Software Enabled Security Architecture for Counteracting Attacks in Control Systems

TL;DR

This paper presents a software-defined networking and network function virtualization based security architecture designed to protect industrial control systems from specific cyber attacks, ensuring safety and operational continuity.

Contribution

It introduces a novel SDN/NFV-enabled security framework and a Control System Security Application tailored for ICS, addressing vulnerabilities from legacy devices and denial of service attacks.

Findings

Prototype implementation demonstrates effective attack mitigation.

Enhanced security for legacy ICS components.

Improved resilience against denial of service attacks.

Abstract

Increasingly Industrial Control Systems (ICS) systems are being connected to the Internet to minimise the operational costs and provide additional flexibility.

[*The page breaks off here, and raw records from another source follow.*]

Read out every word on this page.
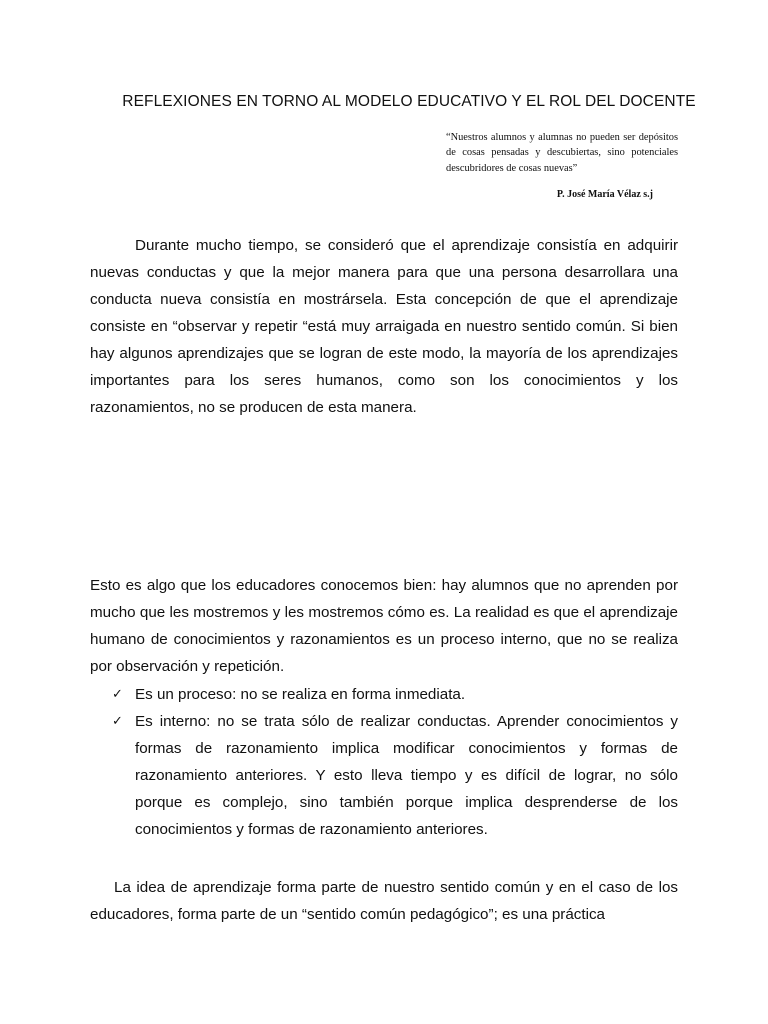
REFLEXIONES EN TORNO AL MODELO EDUCATIVO Y EL ROL DEL DOCENTE
“Nuestros alumnos y alumnas no pueden ser depósitos de cosas pensadas y descubiertas, sino potenciales descubridores de cosas nuevas”
P. José María Vélaz s.j

Durante mucho tiempo, se consideró que el aprendizaje consistía en adquirir nuevas conductas y que la mejor manera para que una persona desarrollara una conducta nueva consistía en mostrársela. Esta concepción de que el aprendizaje consiste en “observar y repetir “está muy arraigada en nuestro sentido común. Si bien hay algunos aprendizajes que se logran de este modo, la mayoría de los aprendizajes importantes para los seres humanos, como son los conocimientos y los razonamientos, no se producen de esta manera.

Esto es algo que los educadores conocemos bien: hay alumnos que no aprenden por mucho que les mostremos y les mostremos cómo es. La realidad es que el aprendizaje humano de conocimientos y razonamientos es un proceso interno, que no se realiza por observación y repetición.

✓ Es un proceso: no se realiza en forma inmediata.
✓ Es interno: no se trata sólo de realizar conductas. Aprender conocimientos y formas de razonamiento implica modificar conocimientos y formas de razonamiento anteriores. Y esto lleva tiempo y es difícil de lograr, no sólo porque es complejo, sino también porque implica desprenderse de los conocimientos y formas de razonamiento anteriores.

La idea de aprendizaje forma parte de nuestro sentido común y en el caso de los educadores, forma parte de un “sentido común pedagógico”; es una práctica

These control systems such as the ones used in power grids, manufacturing and utilities operate continually and have long lifespans measured in decades rather than years as in the case of IT systems. Such industrial control systems require uninterrupted and safe operation. However, they can be vulnerable to a variety of attacks, as successful attacks on critical control infrastructures could have devastating consequences to the safety of human lives as well as a nation's security and prosperity. Furthermore, there can be a range of attacks that can target ICS and it is not easy to secure these systems against all known attacks let alone unknown ones. In this paper, we propose a software enabled security architecture using Software Defined Networking (SDN) and Network Function Virtualisation (NFV) that can enhance the capability to secure industrial control systems. We have designed such an SDN/NFV enabled security architecture and developed a Control System Security Application (CSSA) in SDN Controller for enhancing security in ICS against certain specific attacks namely denial of service attacks, from unpatched vulnerable control system components and securing the communication flows from the legacy devices that do not support any security functionality. In this paper, we discuss the prototype implementation of the proposed architecture and the results obtained from our analysis.